Congress avoided a lapse in the federal flood insurance program when the Senate today voted 86-12 to extend authorization for the program by four months to Nov. 30.
The National Flood Insurance Program would have expired at the end of today had the Senate not acted.
The House also voted last week to temporarily reauthorize the program.
President Trump is expected to sign the reauthorization before the program lapses.
The reauthorization does not include any reforms to the program.
Despite years of debate and proposals to reform the program, reforms have stalled. Instead, Congress has passed six short-term extensions of the program. Lawmakers also let the program lapse in 2017 and 2018.
The House passed legislation with reforms more than a year ago; the Senate has yet to do so.
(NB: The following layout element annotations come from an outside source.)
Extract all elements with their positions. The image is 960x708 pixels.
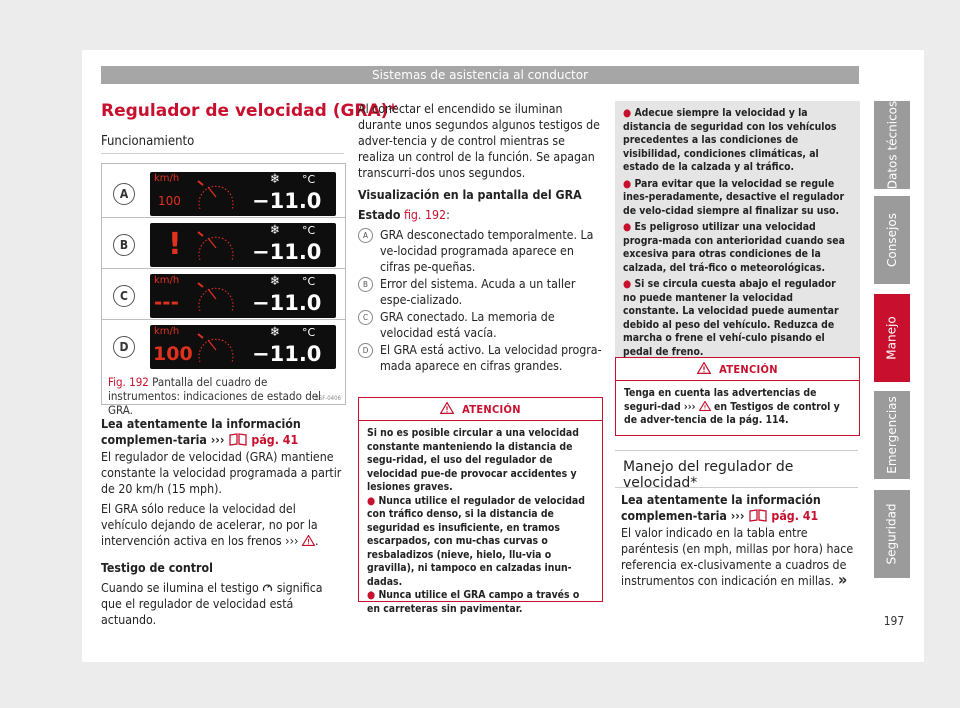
estado-colon: :: [446, 208, 450, 222]
col1-para-3a: Cuando se ilumina el testigo: [101, 581, 259, 595]
display-temperature: −11.0: [252, 291, 322, 315]
col2-text: [358, 101, 602, 375]
instrument-display: [150, 325, 336, 369]
figure-caption-text: Pantalla del cuadro de instrumentos: indicaciones de estado del GRA.: [108, 375, 322, 417]
warning-2-text-a: Tenga en cuenta las advertencias de seguri-dad ›››: [624, 387, 817, 413]
display-speed-value: !: [168, 227, 182, 262]
speedometer-dial-icon: [194, 226, 238, 266]
row-letter-circle: C: [113, 285, 135, 307]
estado-label: Estado: [358, 208, 401, 222]
state-text: Error del sistema. Acuda a un taller espe-cializado.: [380, 277, 576, 307]
display-speed-value: 100: [158, 194, 181, 208]
cont-bullet-2: ● Para evitar que la velocidad se regule ines-peradamente, desactive el regulador de velo-cidad siempre al finalizar su uso.: [623, 177, 845, 217]
tab-datos-tecnicos[interactable]: [874, 101, 910, 189]
display-speed-value: ---: [154, 290, 179, 314]
instrument-display: [150, 274, 336, 318]
warning-box-1-body: [359, 421, 602, 622]
page-number: 197: [883, 614, 905, 628]
intro-note: Lea atentamente la información complemen-taria ›››: [101, 417, 301, 447]
warning-1-para: Si no es posible circular a una velocidad constante manteniendo la distancia de segu-ridad, el uso del regulador de velocidad pue-de provocar accidentes y lesiones graves.: [367, 427, 579, 493]
warning-box-1-title: ATENCIÓN: [462, 402, 521, 416]
figure-row-label: [102, 323, 146, 371]
speedometer-dial-icon: [194, 175, 238, 215]
cont-bullet-2-text: Para evitar que la velocidad se regule ines-peradamente, desactive el regulador de velo-cidad siempre al finalizar su uso.: [623, 177, 845, 217]
state-text: El GRA está activo. La velocidad progra-mada aparece en cifras grandes.: [380, 343, 602, 373]
state-text: GRA desconectado temporalmente. La ve-locidad programada aparece en cifras pe-queñas.: [380, 228, 594, 274]
state-letter: A: [358, 228, 373, 243]
tab-consejos[interactable]: [874, 196, 910, 284]
display-degree-unit: °C: [302, 326, 316, 339]
book-icon: [228, 433, 248, 447]
instrument-display: [150, 223, 336, 267]
figure-number: Fig. 192: [108, 375, 149, 389]
display-temperature: −11.0: [252, 342, 322, 366]
row-letter-circle: B: [113, 234, 135, 256]
state-item: [358, 227, 602, 275]
warning-icon: [697, 362, 711, 377]
cont-bullet-1: ● Adecue siempre la velocidad y la distancia de seguridad con los vehículos precedentes a las condiciones de visibilidad, condiciones climáticas, al estado de la calzada y al tráfico.: [623, 107, 837, 173]
cont-bullet-3: ● Es peligroso utilizar una velocidad progra-mada con anterioridad cuando sea excesiva para otras condiciones de la calzada, del trá-fico o meteorológicas.: [623, 221, 845, 274]
tab-label: Seguridad: [885, 503, 900, 565]
col1-para-1: El regulador de velocidad (GRA) mantiene constante la velocidad programada a partir de 20 km/h (15 mph).: [101, 450, 342, 496]
warning-1-bullet-2: ● Nunca utilice el GRA campo a través o en carreteras sin pavimentar.: [367, 589, 580, 615]
warning-1-bullet-1-text: Nunca utilice el regulador de velocidad con tráfico denso, si la distancia de seguridad es insuficiente, en tramos escarpados, con mu-chas curvas o resbaladizos (nieve, hielo, llu-via o gravilla), ni tampoco en calzadas inun-dadas.: [367, 494, 585, 588]
warning-icon: [302, 534, 315, 548]
warning-box-2-body: [616, 381, 859, 434]
intro-page-link[interactable]: pág. 41: [251, 433, 299, 447]
figure-row-label: [102, 221, 146, 269]
figure-row-separator: [102, 217, 345, 218]
warning-icon: [699, 401, 711, 413]
figure-caption: [108, 375, 340, 417]
tab-label: Datos técnicos: [885, 100, 899, 190]
snowflake-icon: ❄: [270, 325, 280, 340]
cont-bullet-4-text: Si se circula cuesta abajo el regulador no puede mantener la velocidad constante. La velocidad puede aumentar debido al peso del vehículo. Reduzca de marcha o frene el vehí-culo pisando el pedal de freno.: [623, 278, 839, 358]
state-item: [358, 276, 602, 308]
col1-para-3b: significa que el regulador de velocidad está actuando.: [101, 581, 323, 627]
tab-label: Consejos: [885, 213, 900, 267]
warning-1-bullet-2-text: Nunca utilice el GRA campo a través o en carreteras sin pavimentar.: [367, 589, 580, 615]
state-item: [358, 342, 602, 374]
continue-marker: »: [838, 570, 848, 589]
warning-box-2-title: ATENCIÓN: [719, 362, 778, 376]
testigo-heading: Testigo de control: [101, 561, 213, 575]
state-list: [358, 227, 602, 374]
tab-manejo[interactable]: [874, 294, 910, 382]
figure-row-separator: [102, 319, 345, 320]
display-degree-unit: °C: [302, 173, 316, 186]
col3-para-1: El valor indicado en la tabla entre paréntesis (en mph, millas por hora) hace referencia ex-clusivamente a cuadros de instrumentos con indicación en millas.: [621, 526, 854, 588]
book-icon: [748, 509, 768, 523]
visualizacion-heading: Visualización en la pantalla del GRA: [358, 188, 582, 202]
warning-box-1-header: [359, 398, 602, 421]
tab-label: Emergencias: [885, 396, 899, 474]
row-letter-circle: A: [113, 183, 135, 205]
warning-2-text-b: en Testigos de control y de adver-tencia de la pág. 114.: [624, 400, 840, 426]
row-letter-circle: D: [113, 336, 135, 358]
state-letter: B: [358, 277, 373, 292]
estado-fig-ref[interactable]: fig. 192: [403, 208, 447, 222]
col3-text: [621, 492, 858, 589]
speedometer-dial-icon: [194, 328, 238, 368]
state-letter: D: [358, 343, 373, 358]
col2-para-1: Al conectar el encendido se iluminan durante unos segundos algunos testigos de adver-tencia y de control mientras se realiza un control de la función. Se apagan transcurri-dos unos segundos.: [358, 102, 600, 180]
speedometer-dial-icon: [194, 277, 238, 317]
warning-icon: [440, 402, 454, 417]
display-temperature: −11.0: [252, 189, 322, 213]
state-letter: C: [358, 310, 373, 325]
manejo-heading-box: [615, 450, 858, 491]
figure-code: B5F-0406: [315, 395, 341, 402]
warning-continuation-box: [615, 101, 860, 357]
display-temperature: −11.0: [252, 240, 322, 264]
col1-para-2: El GRA sólo reduce la velocidad del vehículo dejando de acelerar, no por la intervención activa en los frenos ›››: [101, 502, 318, 548]
cont-bullet-3-text: Es peligroso utilizar una velocidad progra-mada con anterioridad cuando sea excesiva para otras condiciones de la calzada, del trá-fico o meteorológicas.: [623, 221, 845, 274]
intro-note-2: Lea atentamente la información complemen-taria ›››: [621, 493, 821, 523]
warning-box-2-header: [616, 358, 859, 381]
cruise-control-icon: [262, 581, 273, 595]
tab-emergencias[interactable]: [874, 391, 910, 479]
warning-box-1: [358, 397, 603, 615]
warning-1-bullet-1: ● Nunca utilice el regulador de velocidad con tráfico denso, si la distancia de seguridad es insuficiente, en tramos escarpados, con mu-chas curvas o resbaladizos (nieve, hielo, llu-via o gravilla), ni tampoco en calzadas inun-dadas.: [367, 494, 585, 588]
cont-bullet-4: ● Si se circula cuesta abajo el regulador no puede mantener la velocidad constante. La velocidad puede aumentar debido al peso del vehículo. Reduzca de marcha o frene el vehí-culo pisando el pedal de freno.: [623, 278, 839, 358]
instrument-display: [150, 172, 336, 216]
display-unit: km/h: [154, 275, 180, 286]
col1-text: Lea atentamente la información complemen-taria ››› pág. 41 El regulador de velocidad (GRA) mantiene constante la velocidad programada a partir de 20 km/h (15 mph). El GRA sólo reduce la velocidad del vehículo dejando de acelerar, no por la intervención activa en los frenos ››› . Testigo de control Cuando se ilumina el testigo significa que el regulador de velocidad está actuando.: [101, 416, 344, 628]
state-text: GRA conectado. La memoria de velocidad está vacía.: [380, 310, 555, 340]
display-degree-unit: °C: [302, 275, 316, 288]
snowflake-icon: ❄: [270, 223, 280, 238]
warning-box-2: [615, 357, 860, 436]
snowflake-icon: ❄: [270, 274, 280, 289]
snowflake-icon: ❄: [270, 172, 280, 187]
display-speed-value: 100: [153, 343, 193, 365]
figure-row-label: [102, 170, 146, 218]
tab-label: Manejo: [885, 316, 899, 360]
figure-192: [101, 163, 346, 405]
display-unit: km/h: [154, 173, 180, 184]
manejo-heading: Manejo del regulador de velocidad*: [623, 459, 794, 491]
subtitle-rule: [101, 153, 344, 154]
state-item: [358, 309, 602, 341]
display-unit: km/h: [154, 326, 180, 337]
figure-row-label: [102, 272, 146, 320]
section-title: Regulador de velocidad (GRA)*: [101, 101, 398, 121]
tab-seguridad[interactable]: [874, 490, 910, 578]
cont-bullet-1-text: Adecue siempre la velocidad y la distancia de seguridad con los vehículos precedentes a las condiciones de visibilidad, condiciones climáticas, al estado de la calzada y al tráfico.: [623, 107, 837, 173]
section-subtitle: Funcionamiento: [101, 134, 195, 149]
running-header: Sistemas de asistencia al conductor: [101, 66, 859, 84]
intro-page-link-2[interactable]: pág. 41: [771, 509, 819, 523]
figure-row-separator: [102, 268, 345, 269]
display-degree-unit: °C: [302, 224, 316, 237]
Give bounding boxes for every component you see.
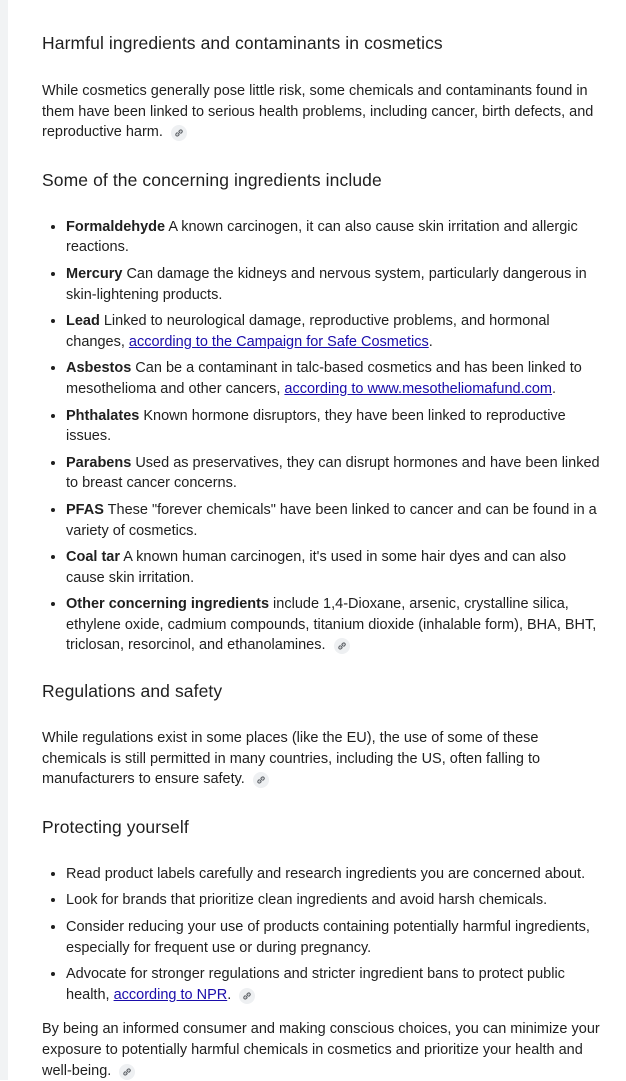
- list-item: • Asbestos Can be a contaminant in talc-based cosmetics and has been linked to mesothelioma and other cancers, according to www.mesotheliomafund.com.: [66, 358, 604, 399]
- ingredients-list: [42, 217, 604, 656]
- link-icon[interactable]: [119, 1064, 135, 1080]
- list-item: • Mercury Can damage the kidneys and nervous system, particularly dangerous in skin-lightening products.: [66, 264, 604, 305]
- link-campaign-safe-cosmetics[interactable]: according to the Campaign for Safe Cosmetics: [128, 333, 429, 350]
- link-mesothelioma-fund[interactable]: according to www.mesotheliomafund.com: [284, 380, 552, 397]
- intro-paragraph: While cosmetics generally pose little risk, some chemicals and contaminants found in them have been linked to serious health problems, including cancer, birth defects, and reproductive harm.: [42, 83, 594, 141]
- closing-paragraph: By being an informed consumer and making conscious choices, you can minimize your exposure to potentially harmful chemicals in cosmetics and prioritize your health and well-being.: [42, 1021, 600, 1079]
- heading-protecting-yourself: Protecting yourself: [42, 816, 189, 837]
- link-icon[interactable]: [171, 125, 187, 141]
- link-npr[interactable]: according to NPR: [113, 986, 228, 1003]
- link-icon[interactable]: [334, 638, 350, 654]
- list-item: • Parabens Used as preservatives, they can disrupt hormones and have been linked to breast cancer concerns.: [66, 453, 604, 494]
- list-item: • PFAS These "forever chemicals" have been linked to cancer and can be found in a variety of cosmetics.: [66, 500, 604, 541]
- heading-concerning-ingredients: Some of the concerning ingredients include: [42, 169, 382, 190]
- list-item: • Look for brands that prioritize clean ingredients and avoid harsh chemicals.: [66, 890, 604, 911]
- regulations-paragraph: While regulations exist in some places (like the EU), the use of some of these chemicals is still permitted in many countries, including the US, often falling to manufacturers to ensure safety.: [42, 730, 541, 788]
- list-item: • Consider reducing your use of products containing potentially harmful ingredients, especially for frequent use or during pregnancy.: [66, 917, 604, 958]
- list-item: • Coal tar A known human carcinogen, it's used in some hair dyes and can also cause skin irritation.: [66, 547, 604, 588]
- ai-overview-content: [42, 0, 604, 1081]
- left-rail: [0, 0, 8, 1080]
- protection-list: [42, 864, 604, 1006]
- list-item: • Formaldehyde A known carcinogen, it can also cause skin irritation and allergic reactions.: [66, 217, 604, 258]
- list-item: • Advocate for stronger regulations and stricter ingredient bans to protect public health, according to NPR.: [66, 964, 604, 1005]
- link-icon[interactable]: [253, 772, 269, 788]
- heading-regulations: Regulations and safety: [42, 681, 223, 702]
- list-item: • Read product labels carefully and research ingredients you are concerned about.: [66, 864, 604, 885]
- list-item: • Other concerning ingredients include 1,4-Dioxane, arsenic, crystalline silica, ethylene oxide, cadmium compounds, titanium dioxide (inhalable form), BHA, BHT, triclosan, resorcinol, and ethanolamines.: [66, 594, 604, 656]
- list-item: • Phthalates Known hormone disruptors, they have been linked to reproductive issues.: [66, 406, 604, 447]
- heading-harmful-ingredients: Harmful ingredients and contaminants in cosmetics: [42, 33, 443, 53]
- link-icon[interactable]: [239, 988, 255, 1004]
- list-item: • Lead Linked to neurological damage, reproductive problems, and hormonal changes, according to the Campaign for Safe Cosmetics.: [66, 311, 604, 352]
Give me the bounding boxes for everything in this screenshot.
Some in the insurance industry are concerned that Congress may again let the program lapse after this latest renewal and continue to postpone reforms.
“A lapse in the NFIP during the height of hurricane season could impact the ability of the program to promptly pay claims if there is a major flooding event, delay recovery efforts related to the catastrophic 2017 storm season and disrupt real estate markets across the country,” said Jennifer Webb, federal affairs counsel for the Big “I” independent agents association. She said the Big “I” supports a “long-term extension of a modernized NFIP” that would increase flood insurance buyers in both the NFIP and in the private insurance market.
“Congress has avoided disaster by passing this extension of the National Flood Insurance Program, but simply kicking the can down the road is not a solution,” said Jimi Grandi, senior vice president, Government Affairs, National Association of Mutual Insurance Companies. “The problems with the NFIP are well known, and a four-month extension amid the politics of the midterm elections does not inspire much hope for meaningful reform that would provide needed stability for the NFIP and the millions of policyholders who rely on the program,”
There are 5.2 million NFIP policies in force.